I had this forcibly brought to my attention the other day, when I was finishing up the research on a presentation I've been preparing on the history and usage of the arms of the United States. As a part of that presentation, I give examples of some of the individual states of the union which incorporate the arms of the U.S., or some variation of them, in their own official insignia.
One of those examples was the State of Mississippi.
Mississippi has used the same seal since before it became a state way back in late 1817. The seal has been used from 1798 when it was a territory. (It was bigger back then; the Territory of Mississippi also include what is now the State of Alabama, another entity which incorporates the arms of the U.S. into its own arms.) It used this seal from that time until January 31, 2014 (just earlier this year) ...
... at which time it added the words "In God We Trust" to the legend on the seal.
I had been looking at both versions of the state seal and trying to figure out the reasons for the fact that the shield only has eleven stripes while the arms of the United States has thirteen (for the original thirteen colonies), and has eleven stars on the chief, while the arms of the U.S. has a plain blue chief (with no stars). And not knowing at the time the dates of usage of the seal, I was speculating that it may have been a reference to the short-lived Confederate States of America, of which Mississippi was one.
But the date for the use of the seal, beginning in 1798, was well before the 1861 establishment of the Confederacy. So I was left with an unsupported assumption, one that seemed to be incorrect. Doing from more research, just to see if I could find out why eleven stripes and eleven stars, I ran across a photograph of the original seal matrix for the Territory of "Missisippi" (the name is missing an "s"). I've reversed the image here so it appears as a positive:
As you can see, the arms here are actually those of the United States which had been adopted in 1782, heraldically hatched with thirteen white and red stripes and a plain blue chief, and with the eagle supporter holding an olive branch in its dexter talon and thirteen arrows in its sinister one, with the motto scroll in its beak with the words E Pluribus Unum, and the crest of stars in a blue sky surrounded by clouds and a glory (the sunshine-like "rays").
Well, then, when did the state start using only eleven stripes and add the stars to the chief?

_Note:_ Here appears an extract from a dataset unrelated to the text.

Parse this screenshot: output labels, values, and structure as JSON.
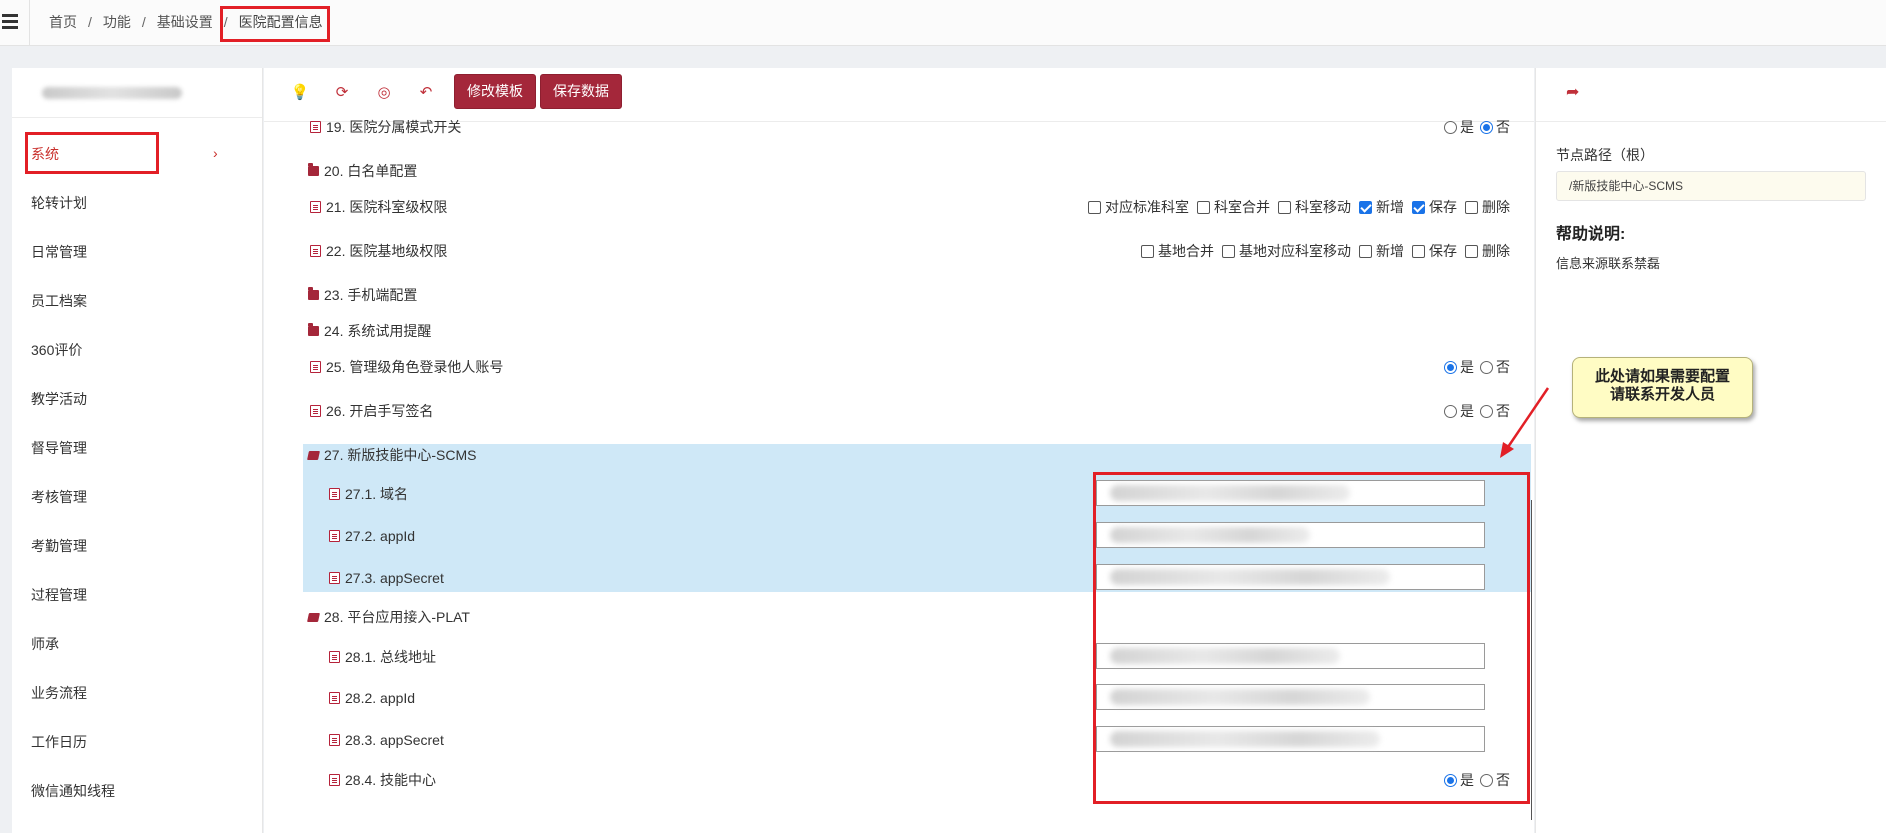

I don't know yet. I'll have to do some more research into the matter. And it may turn out that my original assumption - that the number eleven has to do with the Confederate States of America - might have been correct, and that all this research will just lead me full circle back to confirm that. If it does, great. If it doesn't, and there's a different reason for the number of stripes, that's great, too.
But at least I will know for certain, instead of making an unfounded assumption. One that could have been wrong by some seventy years.